Associazione Culturale ABC
Enrico Guarneri
di Luigi Pirandello
regia Guglielmo Ferro
con Rosario Minardi, Vincenzo Volo, Rosario Marco Amato
Nadia De Luca, Turi Giordano, Mario Opinato
Pietro Barbaro, Francesca Annunziata, Giovanni Fontanarosa
consulenza musicale Massimiliano Pace
costumi Dora Argento
scenografia Salvo Manciagli
Roma, teatro Quirino dal 7 al 19 novembre 2017
Maschere di convenienza per convivenza
Ripescati nel mare magnum della produzione novellistica pirandelliana, rielaborati per una più diretta lettura drammaturgica, i due testi La Giara e La Patente affrontano alcune delle tematiche care all'autore agrigentino: la solitudine, l'incomunicabilità umana, la lucida follia, l'umorismo, il paradosso, il teatro nel teatro, la maschera di convenienza per una serena anche se fittizia convivenza sociale.
In un luogo angusto, cosiddetto Villa degli Scalognati, popolato da fantasmi in cui echeggiano le antiche voci dei Giganti della Montagna e dei Sei personaggi in cerca d'autore, scelto come palcoscenico per le prove delle due commediole, per l'appunto La Giara e La Patente, da parte di attori girovaghi e squattrinati, il regista Guglielmo Ferro con lodevole abilità creativa mette insieme i tasselli del suo spettacolo. Riesce appieno a delinearne i contorni, a sottolinearne le sfumature grazie anche alla passione dell'intero cast, primo tra tutti un insostituibile Enrico Guarnieri autentico rappresentante della tradizione teatrale siciliana.
Scritta nel 1916, La Giara che trae spunto da una novella composta nel 1906, presenta un timbro tragicomico ed è un esempio di causa-effetto dai risvolti paradossali. Zì Dima viene chiamato per riparare una Giara. Per poterla ricucire si cala al suo interno ma ne rimane incastrato. Decide di rimanerci dentro per non farla rompere di nuovo e per non pagarne il prezzo della riparazione. L'effetto scenico è sicuramente esilante ma il riso nasce da un disagio, rimane stretto tra i denti.

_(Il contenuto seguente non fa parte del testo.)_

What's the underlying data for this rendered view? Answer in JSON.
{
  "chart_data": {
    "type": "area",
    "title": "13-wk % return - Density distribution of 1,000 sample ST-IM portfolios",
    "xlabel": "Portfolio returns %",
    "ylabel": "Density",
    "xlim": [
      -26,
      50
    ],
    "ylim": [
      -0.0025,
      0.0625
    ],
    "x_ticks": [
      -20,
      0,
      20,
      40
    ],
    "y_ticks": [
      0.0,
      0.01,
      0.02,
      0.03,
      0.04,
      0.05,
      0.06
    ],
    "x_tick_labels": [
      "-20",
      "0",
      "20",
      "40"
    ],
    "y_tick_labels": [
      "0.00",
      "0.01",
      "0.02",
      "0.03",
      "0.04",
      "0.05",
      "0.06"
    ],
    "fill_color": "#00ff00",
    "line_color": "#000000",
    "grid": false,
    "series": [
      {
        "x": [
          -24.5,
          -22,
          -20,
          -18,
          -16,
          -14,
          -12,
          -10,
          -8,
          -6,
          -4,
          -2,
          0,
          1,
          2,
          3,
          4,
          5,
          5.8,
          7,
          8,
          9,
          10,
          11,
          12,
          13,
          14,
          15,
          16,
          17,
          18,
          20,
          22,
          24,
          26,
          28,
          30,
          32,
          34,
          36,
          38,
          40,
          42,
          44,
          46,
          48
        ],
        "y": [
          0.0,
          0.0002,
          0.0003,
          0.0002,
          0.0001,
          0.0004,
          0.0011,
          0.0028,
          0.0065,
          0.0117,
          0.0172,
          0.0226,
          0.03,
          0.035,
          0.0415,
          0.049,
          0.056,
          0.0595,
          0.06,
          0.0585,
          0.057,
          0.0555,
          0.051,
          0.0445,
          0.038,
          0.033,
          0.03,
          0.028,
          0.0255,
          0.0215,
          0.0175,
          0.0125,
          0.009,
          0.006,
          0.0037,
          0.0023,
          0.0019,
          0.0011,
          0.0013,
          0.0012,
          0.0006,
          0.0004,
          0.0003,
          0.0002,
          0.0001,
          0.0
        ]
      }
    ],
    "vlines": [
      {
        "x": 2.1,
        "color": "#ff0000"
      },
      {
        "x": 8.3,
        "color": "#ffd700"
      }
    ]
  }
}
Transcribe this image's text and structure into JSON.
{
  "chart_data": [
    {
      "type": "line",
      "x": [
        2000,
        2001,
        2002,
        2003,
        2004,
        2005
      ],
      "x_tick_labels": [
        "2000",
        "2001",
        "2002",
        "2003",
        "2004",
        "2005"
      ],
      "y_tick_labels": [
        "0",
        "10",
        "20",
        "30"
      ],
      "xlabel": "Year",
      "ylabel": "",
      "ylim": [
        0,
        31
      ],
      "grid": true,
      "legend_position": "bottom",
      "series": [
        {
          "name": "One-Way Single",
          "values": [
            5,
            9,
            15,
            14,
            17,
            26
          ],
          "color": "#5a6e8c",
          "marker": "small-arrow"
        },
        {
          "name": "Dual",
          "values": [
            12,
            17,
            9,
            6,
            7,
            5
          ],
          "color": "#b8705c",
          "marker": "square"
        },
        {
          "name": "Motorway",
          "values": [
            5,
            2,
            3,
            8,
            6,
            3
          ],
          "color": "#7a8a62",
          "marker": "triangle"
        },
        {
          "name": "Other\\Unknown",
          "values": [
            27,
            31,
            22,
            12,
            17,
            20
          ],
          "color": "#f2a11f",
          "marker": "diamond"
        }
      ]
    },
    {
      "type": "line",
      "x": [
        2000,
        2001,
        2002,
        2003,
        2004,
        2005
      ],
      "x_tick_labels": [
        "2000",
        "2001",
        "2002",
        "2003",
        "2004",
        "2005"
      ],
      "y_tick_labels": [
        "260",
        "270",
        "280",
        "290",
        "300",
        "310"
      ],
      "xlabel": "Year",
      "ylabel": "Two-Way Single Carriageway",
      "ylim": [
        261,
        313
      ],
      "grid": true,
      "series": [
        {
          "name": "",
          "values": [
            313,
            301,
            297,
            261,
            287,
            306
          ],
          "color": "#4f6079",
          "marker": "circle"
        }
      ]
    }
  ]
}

La Patente composta nel 1917, ripresa dalla novella omonima scritta nel 1911 e recitata per la prima volta da Angelo Musco nel 1918 a Torino, racconta invece la storia di Rosario Chiarchiaro noto jettatore che chiede al giudice un attestato, una patente, per esercitare la sua professione di menagramo, per apparire colui che la gente vuole che sia e per poter finalmente trarre vantaggio da quella disgrazia chiedendo quattrini ai commercianti superstiziosi per allontanarsi dalle loro botteghe. In entrambi i casi i due protagonisti sono vittime di circostanze negative, di un ruolo che si impadronirà della loro grama esistenza e con il quale impareranno a convivere.
Una piacevole messinscena che gravita in una dimensione metateatrale dai toni chiaroscurali. Bravi tutti gli attori capaci di trasporre sulla scena quei caratteri caricaturali vivi tra le tavole del palcoscenico soltanto nel momento magico della rappresentazione.
Applausi meritatissimi al teatro Quirino di Roma.